The Only Son (1936)    1 Stars

 

 

The Only Son (1936)

Director: Yasujirô Ozu

Cast: Chôko Iida, Shin’ichi Himori, Masao Hayama

Synopsis: In 1923, widow Tsune Nonomiya sacrifices everything, even her home, to send her son Ryosuke to high school. However in 1936, making her first visit to Tokyo to see him, she is shocked to find that he has lost his important civil service post and is now a low-paid night school teacher with a wife and son he has never told his mother about

 

 

 

 

 

This, the first of eminent Japanese director Yasujiro Ozu’s sound films, contains many of the ingredients of his more famous works. The distinctive visual style – long static shots filmed from low angles – is already in place, and paradoxically provides a sense of intimacy with the simple characters on screen. The story, as usual, is deceptively simple, but filled with a surprising emotional depth.

Choko Iida plays Tsune Nonomiya, a single mother who toils in the sweat-shop atmosphere of a silk-spinning mill. She struggles to make ends meet, and wants her son to forgo his secondary school education, but when she sees how desperate he is to continue with his education she relents, thus submitting to more hard years of thankless labour. Thirteen years later, her son Ryosuke (Shin’Ichi Himori) is working in Tokyo, and his mother pays an unannounced visit. It soon becomes clear that Ryosuke has neglected to maintain contact with his mother because he is embarrassed by his low social status, and hasn’t even informed her that he is married, with a child of his own.

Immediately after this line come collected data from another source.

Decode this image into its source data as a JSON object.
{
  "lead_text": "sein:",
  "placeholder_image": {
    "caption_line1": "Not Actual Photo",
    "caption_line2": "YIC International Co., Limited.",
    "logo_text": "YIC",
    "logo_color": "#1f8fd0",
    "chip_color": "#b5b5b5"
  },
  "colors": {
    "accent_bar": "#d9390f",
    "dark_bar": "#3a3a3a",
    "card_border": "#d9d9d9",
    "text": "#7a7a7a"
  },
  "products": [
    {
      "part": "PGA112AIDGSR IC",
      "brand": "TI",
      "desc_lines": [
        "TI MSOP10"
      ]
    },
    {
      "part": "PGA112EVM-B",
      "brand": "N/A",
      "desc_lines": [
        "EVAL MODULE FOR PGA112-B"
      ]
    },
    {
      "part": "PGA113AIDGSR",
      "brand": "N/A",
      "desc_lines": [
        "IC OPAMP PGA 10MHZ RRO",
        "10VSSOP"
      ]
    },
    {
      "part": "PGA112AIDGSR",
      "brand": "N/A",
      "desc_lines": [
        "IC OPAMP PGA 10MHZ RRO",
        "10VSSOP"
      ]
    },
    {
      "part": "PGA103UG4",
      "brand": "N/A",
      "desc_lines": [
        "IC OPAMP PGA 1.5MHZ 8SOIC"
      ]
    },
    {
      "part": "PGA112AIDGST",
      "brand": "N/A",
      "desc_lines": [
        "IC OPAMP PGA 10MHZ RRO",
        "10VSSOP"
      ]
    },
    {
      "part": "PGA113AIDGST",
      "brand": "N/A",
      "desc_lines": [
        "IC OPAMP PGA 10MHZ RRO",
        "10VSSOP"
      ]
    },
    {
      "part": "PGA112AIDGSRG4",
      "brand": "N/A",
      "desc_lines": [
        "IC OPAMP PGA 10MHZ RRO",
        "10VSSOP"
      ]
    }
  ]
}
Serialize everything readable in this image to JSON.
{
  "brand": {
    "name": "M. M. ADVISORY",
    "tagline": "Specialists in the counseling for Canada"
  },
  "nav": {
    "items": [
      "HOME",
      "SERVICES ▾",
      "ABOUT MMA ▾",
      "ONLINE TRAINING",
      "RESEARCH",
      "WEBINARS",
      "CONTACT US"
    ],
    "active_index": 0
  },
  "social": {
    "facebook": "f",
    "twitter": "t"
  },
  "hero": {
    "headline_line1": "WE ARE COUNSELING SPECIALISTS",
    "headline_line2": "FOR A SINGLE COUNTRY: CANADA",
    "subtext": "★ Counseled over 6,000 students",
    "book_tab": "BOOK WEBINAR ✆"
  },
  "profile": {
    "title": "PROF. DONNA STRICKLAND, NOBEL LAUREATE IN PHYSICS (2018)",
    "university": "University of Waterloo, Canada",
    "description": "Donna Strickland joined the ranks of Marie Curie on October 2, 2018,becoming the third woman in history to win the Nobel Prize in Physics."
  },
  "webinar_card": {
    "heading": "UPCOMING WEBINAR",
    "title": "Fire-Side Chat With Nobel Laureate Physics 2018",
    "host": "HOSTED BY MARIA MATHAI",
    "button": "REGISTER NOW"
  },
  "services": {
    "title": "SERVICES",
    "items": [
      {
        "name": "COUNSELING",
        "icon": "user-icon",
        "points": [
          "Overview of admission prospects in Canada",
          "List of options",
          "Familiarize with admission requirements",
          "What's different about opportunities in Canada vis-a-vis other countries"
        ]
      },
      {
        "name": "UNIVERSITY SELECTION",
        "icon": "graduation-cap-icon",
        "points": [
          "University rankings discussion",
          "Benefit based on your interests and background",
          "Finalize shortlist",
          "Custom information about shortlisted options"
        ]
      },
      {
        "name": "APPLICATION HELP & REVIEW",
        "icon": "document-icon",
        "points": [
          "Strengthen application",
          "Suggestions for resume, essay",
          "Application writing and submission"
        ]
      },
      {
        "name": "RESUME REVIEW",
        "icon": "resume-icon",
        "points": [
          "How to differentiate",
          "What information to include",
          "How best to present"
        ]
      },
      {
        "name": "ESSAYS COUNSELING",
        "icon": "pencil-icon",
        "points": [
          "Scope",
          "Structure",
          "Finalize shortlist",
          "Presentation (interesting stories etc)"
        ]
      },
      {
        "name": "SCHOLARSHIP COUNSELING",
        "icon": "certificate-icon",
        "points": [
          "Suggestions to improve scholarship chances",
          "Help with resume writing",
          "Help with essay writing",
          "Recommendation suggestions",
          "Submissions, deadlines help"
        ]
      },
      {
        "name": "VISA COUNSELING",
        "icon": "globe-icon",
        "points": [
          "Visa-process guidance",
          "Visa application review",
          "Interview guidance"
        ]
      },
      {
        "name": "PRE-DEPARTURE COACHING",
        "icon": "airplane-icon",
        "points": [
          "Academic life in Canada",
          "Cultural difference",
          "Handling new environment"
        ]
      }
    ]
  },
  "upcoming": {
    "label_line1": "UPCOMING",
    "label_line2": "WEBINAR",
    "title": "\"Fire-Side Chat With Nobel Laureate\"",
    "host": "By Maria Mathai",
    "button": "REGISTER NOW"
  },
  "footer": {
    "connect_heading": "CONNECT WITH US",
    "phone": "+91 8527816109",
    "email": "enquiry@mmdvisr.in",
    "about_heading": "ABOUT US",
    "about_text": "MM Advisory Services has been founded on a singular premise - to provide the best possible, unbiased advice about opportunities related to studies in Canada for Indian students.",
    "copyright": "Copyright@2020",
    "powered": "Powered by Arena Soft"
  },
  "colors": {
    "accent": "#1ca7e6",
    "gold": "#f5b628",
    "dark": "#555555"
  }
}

The plot of the film hinges on two key conversations between mother and son, one which takes place in the shadows of twin smoke stacks, the other late one sleepless night in Ryosuke’s modest apartment. While the situation might seem timeless, and political comment was not on Ozu’s agenda, the film was made during a time of economic and social upheaval in Japan, when the good jobs in the cities went only to graduates of the finest universities, leaving others to scramble for humble, low-paid positions. Seen in this light, the movie’s message assumes a deeper significance and demonstrates Ozu’s ability to merge social comment with a more intimate examination of human emotions.

Recommended for fans of Ozu and his slow, meditative style, The Only Son wouldn’t appeal to those who prefer more mainstream fare.